A Republican candidate for a county commissioner’s seat created a trust intended to dissuade his children from marrying someone who isn’t white.
Vickers “Vic” Cunningham is a former criminal district judge who is currently in a runoff for the Republican Party nomination for the last GOP-held county commissioner seat in Dallas.
Allegations of racial bigotry were recently leveled at Cunningham by his estranged brother, Bill Cunningham, who said his sibling had been a racist all his life. According to Bill Cunningham, Vic Cunningham showed up at his home and threatened him and his husband. During this episode, Vic Cunningham also allegedly referred to his brother’s husband as “your boy,” on numerous occasions.
On Friday, Vic Cunningham told the Dallas Morning News that he denies harboring any form of racial bigotry or that he threatened his brother’s family. Cunningham did admit, however, that his trust does indeed reward his children for marrying other white people. The trust also rewards Cunningham’s children for marrying someone of the opposite sex who is Christian. The GOP candidate said:
I strongly support traditional family values. If you marry a person of the opposite sex that’s Caucasian, that’s Christian, they will get a distribution.
Cunningham clarified that his views on interracial marriage had evolved a bit since the trust was created in 2010. He noted that, while he couldn’t just change the terms of the trust, he has accepted that his son is in a relationship with a Vietnamese woman.

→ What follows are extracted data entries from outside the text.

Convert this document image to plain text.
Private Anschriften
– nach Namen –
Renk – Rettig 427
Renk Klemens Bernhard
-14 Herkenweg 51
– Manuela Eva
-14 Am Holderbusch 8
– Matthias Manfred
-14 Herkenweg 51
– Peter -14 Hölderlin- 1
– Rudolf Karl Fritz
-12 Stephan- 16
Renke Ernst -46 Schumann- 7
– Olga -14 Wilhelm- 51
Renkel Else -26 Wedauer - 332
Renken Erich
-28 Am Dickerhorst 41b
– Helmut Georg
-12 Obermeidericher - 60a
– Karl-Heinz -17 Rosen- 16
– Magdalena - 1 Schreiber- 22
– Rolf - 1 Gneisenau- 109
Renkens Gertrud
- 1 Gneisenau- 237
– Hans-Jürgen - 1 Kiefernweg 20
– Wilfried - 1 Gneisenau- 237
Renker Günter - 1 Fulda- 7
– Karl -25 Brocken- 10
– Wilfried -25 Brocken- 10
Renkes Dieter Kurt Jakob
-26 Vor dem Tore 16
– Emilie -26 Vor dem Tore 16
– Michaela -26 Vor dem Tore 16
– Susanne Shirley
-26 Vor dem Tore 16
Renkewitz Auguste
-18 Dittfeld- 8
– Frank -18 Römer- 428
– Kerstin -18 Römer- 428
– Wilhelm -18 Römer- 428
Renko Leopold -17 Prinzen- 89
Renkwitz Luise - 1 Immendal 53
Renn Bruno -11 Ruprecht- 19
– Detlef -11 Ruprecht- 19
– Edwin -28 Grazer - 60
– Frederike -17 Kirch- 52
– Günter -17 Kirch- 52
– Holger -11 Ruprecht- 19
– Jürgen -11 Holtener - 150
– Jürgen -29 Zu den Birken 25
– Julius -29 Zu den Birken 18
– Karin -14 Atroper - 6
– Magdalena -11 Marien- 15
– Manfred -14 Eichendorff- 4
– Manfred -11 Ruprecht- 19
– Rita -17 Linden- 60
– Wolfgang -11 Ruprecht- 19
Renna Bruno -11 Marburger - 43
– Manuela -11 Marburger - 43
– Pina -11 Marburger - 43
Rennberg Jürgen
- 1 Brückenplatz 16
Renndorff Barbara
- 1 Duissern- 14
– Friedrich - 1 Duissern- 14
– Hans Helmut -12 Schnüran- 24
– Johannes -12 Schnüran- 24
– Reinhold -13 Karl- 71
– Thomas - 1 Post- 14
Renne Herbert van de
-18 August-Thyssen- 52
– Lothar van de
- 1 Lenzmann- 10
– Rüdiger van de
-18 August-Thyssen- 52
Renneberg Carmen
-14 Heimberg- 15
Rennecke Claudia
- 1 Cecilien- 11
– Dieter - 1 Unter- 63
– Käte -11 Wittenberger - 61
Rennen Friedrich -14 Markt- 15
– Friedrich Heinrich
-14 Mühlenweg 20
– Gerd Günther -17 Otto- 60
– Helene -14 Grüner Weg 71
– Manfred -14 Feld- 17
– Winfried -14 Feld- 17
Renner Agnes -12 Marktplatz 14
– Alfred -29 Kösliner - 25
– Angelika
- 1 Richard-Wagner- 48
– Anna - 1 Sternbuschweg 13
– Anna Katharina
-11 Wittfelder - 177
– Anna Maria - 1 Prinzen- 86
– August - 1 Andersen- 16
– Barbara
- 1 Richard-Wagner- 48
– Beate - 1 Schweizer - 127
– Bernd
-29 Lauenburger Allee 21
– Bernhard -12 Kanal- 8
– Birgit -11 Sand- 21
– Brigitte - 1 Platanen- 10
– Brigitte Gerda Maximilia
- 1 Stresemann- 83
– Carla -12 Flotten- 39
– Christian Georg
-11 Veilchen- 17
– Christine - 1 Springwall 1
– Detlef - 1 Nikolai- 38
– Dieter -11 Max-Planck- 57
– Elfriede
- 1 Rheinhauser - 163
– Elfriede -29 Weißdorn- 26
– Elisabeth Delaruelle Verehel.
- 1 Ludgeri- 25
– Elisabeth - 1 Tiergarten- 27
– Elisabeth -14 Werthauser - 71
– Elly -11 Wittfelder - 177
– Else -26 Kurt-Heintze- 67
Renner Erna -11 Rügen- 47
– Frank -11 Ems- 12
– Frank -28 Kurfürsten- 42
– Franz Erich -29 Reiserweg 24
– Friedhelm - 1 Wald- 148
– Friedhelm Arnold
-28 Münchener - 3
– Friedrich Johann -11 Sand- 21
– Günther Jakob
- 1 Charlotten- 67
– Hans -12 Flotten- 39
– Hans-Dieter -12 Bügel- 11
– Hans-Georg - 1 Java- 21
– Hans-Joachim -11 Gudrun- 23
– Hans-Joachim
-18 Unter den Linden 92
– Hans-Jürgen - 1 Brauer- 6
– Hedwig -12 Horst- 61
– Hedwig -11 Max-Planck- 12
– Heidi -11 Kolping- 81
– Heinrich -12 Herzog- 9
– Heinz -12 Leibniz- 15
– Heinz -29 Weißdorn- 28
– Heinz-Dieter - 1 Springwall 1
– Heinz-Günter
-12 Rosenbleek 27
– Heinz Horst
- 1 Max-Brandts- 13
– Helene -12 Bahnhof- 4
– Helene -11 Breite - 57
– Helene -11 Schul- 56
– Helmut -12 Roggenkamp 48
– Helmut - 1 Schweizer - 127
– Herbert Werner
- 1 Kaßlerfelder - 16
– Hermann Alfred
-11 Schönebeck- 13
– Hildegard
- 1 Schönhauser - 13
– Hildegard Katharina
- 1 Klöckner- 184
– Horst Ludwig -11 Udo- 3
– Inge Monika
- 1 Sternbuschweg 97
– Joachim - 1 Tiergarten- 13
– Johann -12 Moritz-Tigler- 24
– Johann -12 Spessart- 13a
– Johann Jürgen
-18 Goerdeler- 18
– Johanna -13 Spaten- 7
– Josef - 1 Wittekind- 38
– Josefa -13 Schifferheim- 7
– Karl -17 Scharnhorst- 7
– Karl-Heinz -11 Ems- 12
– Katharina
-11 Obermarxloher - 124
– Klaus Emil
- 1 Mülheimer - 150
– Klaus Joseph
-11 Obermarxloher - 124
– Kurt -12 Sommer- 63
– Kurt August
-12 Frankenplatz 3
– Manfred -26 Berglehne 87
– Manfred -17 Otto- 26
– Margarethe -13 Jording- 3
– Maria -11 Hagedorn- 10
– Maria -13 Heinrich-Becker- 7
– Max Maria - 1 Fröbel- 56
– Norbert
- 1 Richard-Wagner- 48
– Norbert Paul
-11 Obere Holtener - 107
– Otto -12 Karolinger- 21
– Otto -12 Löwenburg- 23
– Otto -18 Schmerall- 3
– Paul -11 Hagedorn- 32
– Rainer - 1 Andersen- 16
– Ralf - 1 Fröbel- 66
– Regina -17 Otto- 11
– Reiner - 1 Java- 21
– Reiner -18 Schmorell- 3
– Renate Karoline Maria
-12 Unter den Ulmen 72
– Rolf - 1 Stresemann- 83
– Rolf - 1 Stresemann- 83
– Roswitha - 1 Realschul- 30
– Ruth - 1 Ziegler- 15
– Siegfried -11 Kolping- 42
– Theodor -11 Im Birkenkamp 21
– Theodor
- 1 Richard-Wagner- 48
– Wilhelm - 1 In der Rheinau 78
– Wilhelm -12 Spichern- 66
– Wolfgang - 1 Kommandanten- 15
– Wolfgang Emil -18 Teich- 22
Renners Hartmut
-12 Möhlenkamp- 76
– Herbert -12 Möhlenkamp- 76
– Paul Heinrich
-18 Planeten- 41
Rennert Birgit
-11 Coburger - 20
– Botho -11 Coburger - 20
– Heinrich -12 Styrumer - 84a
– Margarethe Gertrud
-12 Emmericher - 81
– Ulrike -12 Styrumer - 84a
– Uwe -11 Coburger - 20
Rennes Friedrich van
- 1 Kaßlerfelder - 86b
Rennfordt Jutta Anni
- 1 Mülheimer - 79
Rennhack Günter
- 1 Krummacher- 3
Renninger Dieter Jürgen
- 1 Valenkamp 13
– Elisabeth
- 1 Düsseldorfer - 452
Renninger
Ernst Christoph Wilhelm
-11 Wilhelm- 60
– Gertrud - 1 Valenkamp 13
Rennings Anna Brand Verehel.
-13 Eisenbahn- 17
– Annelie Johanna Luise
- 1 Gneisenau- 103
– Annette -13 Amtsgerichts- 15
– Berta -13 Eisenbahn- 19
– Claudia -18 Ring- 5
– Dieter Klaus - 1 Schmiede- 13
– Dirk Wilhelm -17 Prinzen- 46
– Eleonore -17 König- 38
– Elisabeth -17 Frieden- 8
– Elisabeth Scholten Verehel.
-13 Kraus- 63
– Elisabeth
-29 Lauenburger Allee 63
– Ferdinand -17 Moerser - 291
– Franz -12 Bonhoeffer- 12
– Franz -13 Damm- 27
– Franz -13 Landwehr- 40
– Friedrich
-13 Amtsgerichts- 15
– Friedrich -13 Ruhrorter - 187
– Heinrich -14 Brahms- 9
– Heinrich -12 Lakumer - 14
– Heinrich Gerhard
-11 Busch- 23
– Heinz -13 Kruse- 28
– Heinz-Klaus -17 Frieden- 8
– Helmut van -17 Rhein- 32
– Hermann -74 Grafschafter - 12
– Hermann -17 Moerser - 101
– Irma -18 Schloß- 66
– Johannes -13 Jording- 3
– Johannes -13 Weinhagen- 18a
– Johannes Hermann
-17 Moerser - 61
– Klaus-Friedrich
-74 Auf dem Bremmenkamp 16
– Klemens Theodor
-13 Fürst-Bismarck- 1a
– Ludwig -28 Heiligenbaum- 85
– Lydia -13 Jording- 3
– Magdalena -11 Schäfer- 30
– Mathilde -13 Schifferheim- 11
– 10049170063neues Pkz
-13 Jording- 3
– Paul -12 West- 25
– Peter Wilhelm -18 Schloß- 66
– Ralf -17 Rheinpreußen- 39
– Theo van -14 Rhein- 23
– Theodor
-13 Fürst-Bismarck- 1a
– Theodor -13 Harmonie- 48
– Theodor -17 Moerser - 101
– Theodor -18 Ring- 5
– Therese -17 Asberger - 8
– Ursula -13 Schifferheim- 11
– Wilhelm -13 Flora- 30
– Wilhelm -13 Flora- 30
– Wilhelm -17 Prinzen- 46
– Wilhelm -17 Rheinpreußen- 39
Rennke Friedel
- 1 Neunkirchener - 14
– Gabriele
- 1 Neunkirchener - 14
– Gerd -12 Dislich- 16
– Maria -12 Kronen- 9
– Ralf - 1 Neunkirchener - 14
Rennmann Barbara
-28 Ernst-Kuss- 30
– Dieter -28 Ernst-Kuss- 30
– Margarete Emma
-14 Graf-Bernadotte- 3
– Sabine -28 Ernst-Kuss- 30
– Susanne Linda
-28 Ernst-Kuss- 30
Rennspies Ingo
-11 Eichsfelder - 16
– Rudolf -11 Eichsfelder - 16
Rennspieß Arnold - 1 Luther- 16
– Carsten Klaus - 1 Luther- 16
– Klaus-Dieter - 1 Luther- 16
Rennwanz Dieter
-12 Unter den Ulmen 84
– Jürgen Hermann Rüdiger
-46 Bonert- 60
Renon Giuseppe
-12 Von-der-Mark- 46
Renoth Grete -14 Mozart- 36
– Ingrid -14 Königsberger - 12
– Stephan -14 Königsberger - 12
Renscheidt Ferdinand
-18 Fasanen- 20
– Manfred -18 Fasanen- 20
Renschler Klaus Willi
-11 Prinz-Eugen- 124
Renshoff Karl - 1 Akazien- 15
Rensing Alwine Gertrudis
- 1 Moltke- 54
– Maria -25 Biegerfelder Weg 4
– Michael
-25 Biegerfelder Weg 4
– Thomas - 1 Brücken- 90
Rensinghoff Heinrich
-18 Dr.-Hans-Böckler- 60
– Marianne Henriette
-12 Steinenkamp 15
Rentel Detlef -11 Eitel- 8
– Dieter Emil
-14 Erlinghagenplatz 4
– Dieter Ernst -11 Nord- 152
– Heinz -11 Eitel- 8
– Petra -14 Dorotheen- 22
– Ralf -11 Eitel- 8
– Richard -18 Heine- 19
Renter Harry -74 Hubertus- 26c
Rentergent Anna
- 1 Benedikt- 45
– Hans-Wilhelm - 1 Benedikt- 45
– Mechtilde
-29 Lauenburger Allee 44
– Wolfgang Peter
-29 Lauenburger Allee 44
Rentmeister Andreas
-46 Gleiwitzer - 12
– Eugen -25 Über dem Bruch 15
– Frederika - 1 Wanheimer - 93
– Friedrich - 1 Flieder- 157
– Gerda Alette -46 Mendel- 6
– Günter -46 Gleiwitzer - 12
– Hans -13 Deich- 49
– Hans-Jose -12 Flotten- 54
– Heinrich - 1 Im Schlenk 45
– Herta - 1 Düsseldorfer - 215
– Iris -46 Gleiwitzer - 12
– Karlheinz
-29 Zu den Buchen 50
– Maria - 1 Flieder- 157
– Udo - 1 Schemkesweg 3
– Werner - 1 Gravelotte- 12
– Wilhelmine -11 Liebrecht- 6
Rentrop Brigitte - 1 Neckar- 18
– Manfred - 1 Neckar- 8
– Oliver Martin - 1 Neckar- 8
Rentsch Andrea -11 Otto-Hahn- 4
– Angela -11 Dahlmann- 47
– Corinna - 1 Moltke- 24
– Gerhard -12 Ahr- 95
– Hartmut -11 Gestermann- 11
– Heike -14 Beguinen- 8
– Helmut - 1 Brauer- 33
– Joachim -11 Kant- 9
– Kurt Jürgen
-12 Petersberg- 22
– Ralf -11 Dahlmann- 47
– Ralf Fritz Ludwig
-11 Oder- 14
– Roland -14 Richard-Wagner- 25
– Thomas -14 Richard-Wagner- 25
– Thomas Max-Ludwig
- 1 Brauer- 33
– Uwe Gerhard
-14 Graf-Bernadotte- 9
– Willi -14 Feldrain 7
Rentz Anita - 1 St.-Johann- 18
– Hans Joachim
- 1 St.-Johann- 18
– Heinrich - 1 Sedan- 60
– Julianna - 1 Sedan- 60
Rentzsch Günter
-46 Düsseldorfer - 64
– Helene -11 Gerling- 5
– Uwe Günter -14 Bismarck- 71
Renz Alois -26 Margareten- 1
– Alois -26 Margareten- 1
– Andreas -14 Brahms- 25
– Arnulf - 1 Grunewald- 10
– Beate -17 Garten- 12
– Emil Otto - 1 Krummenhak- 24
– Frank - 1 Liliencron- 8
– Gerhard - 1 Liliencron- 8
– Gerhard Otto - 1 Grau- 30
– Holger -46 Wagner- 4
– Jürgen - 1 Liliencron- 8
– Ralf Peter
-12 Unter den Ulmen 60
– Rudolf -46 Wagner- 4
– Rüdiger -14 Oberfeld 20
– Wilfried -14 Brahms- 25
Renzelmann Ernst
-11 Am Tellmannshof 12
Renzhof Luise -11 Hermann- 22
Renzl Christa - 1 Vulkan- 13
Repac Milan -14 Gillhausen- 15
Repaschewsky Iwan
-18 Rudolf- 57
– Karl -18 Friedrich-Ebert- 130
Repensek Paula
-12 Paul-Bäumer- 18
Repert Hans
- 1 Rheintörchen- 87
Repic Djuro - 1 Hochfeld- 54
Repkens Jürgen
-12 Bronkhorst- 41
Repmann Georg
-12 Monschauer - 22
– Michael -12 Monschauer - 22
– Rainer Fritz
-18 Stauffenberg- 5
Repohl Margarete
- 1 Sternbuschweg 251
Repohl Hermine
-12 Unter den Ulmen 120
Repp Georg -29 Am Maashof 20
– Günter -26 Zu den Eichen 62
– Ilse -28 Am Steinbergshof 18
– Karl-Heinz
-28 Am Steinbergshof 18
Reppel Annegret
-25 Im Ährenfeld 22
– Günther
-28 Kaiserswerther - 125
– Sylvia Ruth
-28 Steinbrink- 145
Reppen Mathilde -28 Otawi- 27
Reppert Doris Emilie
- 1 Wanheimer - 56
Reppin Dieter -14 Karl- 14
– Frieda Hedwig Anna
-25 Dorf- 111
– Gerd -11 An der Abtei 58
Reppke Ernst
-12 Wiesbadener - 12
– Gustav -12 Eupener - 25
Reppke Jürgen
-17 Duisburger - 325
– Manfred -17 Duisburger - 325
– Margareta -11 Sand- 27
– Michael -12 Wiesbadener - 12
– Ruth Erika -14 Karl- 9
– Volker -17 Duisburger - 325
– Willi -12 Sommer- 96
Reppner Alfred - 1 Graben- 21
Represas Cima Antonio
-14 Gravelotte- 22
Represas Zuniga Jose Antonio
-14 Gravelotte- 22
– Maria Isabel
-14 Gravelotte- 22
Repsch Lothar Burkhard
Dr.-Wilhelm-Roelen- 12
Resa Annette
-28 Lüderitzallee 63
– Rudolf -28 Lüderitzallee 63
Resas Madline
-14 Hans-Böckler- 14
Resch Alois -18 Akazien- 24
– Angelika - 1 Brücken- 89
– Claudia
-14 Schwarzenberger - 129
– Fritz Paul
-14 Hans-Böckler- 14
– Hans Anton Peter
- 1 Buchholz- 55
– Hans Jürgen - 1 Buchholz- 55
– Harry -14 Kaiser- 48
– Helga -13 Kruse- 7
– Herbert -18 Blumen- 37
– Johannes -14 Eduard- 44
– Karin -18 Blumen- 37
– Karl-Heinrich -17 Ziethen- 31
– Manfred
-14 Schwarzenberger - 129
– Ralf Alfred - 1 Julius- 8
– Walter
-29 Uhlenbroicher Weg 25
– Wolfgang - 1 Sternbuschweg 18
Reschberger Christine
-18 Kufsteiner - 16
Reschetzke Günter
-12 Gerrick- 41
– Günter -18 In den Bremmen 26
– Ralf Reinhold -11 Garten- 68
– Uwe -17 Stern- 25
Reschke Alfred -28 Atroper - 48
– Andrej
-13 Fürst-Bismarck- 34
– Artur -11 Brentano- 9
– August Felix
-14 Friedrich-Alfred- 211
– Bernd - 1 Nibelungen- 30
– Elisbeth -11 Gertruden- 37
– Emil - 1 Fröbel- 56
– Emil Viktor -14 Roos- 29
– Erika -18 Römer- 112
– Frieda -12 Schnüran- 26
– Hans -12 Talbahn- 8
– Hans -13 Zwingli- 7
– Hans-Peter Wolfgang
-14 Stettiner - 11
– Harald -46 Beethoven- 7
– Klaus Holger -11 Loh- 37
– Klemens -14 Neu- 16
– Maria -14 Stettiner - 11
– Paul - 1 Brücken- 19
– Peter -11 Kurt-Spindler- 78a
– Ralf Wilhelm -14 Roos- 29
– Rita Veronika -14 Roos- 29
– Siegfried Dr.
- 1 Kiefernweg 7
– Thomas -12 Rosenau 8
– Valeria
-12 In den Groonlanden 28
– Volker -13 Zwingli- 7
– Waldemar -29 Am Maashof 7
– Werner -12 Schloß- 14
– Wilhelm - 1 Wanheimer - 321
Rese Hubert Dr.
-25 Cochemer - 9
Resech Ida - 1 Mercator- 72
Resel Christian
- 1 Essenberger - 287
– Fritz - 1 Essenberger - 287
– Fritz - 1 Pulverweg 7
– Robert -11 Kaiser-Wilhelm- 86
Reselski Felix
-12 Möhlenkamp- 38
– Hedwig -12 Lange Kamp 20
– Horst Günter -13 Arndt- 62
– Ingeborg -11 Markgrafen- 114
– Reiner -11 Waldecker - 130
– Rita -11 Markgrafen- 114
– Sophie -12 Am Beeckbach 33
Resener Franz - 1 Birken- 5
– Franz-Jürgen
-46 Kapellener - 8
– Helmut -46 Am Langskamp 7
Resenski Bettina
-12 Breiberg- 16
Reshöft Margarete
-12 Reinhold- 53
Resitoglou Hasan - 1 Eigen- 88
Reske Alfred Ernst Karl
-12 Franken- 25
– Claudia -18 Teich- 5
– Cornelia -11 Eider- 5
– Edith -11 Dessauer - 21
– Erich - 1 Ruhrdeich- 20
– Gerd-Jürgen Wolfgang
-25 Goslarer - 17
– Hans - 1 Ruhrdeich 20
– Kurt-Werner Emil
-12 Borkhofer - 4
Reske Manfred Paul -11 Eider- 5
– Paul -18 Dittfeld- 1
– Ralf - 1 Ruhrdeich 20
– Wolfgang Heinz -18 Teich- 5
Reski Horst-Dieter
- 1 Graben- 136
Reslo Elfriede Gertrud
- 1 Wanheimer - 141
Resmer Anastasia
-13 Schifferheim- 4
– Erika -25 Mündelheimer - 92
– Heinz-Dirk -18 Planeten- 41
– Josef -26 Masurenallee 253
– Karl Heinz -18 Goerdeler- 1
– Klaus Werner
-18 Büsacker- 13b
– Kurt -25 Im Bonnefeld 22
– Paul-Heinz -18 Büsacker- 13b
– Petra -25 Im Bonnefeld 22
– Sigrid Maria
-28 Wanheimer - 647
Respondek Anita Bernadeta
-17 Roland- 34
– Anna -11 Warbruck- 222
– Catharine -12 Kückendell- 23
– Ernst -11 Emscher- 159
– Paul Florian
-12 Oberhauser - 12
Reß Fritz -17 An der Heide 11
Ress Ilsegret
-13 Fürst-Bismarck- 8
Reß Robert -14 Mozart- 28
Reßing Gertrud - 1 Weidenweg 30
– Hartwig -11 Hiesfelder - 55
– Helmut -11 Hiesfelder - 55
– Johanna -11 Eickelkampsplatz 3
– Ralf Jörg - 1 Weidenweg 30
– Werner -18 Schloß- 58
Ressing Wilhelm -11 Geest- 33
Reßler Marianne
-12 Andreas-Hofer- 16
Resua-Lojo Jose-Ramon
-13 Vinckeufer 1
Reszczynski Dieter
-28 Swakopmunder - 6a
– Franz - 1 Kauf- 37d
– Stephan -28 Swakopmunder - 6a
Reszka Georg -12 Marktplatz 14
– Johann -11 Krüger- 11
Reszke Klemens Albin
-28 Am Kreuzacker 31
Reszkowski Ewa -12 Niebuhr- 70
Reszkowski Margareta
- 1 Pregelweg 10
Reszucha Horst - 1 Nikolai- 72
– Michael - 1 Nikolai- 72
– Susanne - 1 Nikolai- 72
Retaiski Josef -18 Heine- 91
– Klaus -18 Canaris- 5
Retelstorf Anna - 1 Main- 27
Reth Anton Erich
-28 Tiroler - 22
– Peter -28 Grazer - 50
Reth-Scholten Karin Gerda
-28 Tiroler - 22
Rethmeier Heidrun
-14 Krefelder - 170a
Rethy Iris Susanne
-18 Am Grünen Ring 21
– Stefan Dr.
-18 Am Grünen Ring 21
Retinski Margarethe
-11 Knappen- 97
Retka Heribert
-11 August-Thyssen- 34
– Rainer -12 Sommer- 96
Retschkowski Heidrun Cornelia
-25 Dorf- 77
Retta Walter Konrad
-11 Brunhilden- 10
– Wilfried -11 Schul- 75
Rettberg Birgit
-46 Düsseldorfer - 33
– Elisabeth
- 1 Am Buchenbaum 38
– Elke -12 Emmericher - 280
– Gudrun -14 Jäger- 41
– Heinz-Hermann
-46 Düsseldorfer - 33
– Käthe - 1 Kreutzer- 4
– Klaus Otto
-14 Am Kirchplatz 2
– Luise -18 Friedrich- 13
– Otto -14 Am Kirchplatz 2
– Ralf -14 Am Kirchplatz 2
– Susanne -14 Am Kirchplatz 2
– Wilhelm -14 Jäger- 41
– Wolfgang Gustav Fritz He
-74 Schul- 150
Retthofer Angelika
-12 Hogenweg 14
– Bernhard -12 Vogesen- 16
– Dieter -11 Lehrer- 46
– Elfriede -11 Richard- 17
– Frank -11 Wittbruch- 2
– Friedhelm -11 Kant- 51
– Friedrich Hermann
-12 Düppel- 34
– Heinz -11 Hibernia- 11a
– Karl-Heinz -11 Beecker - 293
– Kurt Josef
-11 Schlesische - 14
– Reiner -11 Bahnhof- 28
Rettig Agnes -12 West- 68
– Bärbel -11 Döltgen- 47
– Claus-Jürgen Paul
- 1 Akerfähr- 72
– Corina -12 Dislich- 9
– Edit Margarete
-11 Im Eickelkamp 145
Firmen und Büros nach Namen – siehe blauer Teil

While the racialized controversy has rocked the GOP runoff–even prompting the Dallas Morning News to withdraw their endorsement of Cunningham–two of Vic and Bill Cunningham’s other brothers insist that Bill Cunningham is just trying to harm Vic Cunningham’s political ambitions after being denied a $45,000 loan. Ross Cunningham said, “I’m embarrassed that my brother fabricated stories that drag my family’s name through the mud.”
But that’s not quite the end of it. The candidate Cunningham’s alleged racial bigotry has also been noted by a former aide–and even his own mother. In a recorded conversation obtained by The News, a woman who appears to be Mina Cunningham said her son had been a bigot for quite some time. After that conversation was turned over, however, Mina Cunningham released a statement contradicting its contents.
Amanda Tackett worked on Vic Cunningham’s 2006 campaign for district attorney. She described various instances of her former boss using the N-word to describe black people when they couldn’t hear him. She said, he referred to criminal cases involving black people as “T.N.D.s, Typical [N-Word] Deals.”
Tackett continued, “I’ve never met another Caucasian person like this, Vic Cunningham is like a character out of a movie.”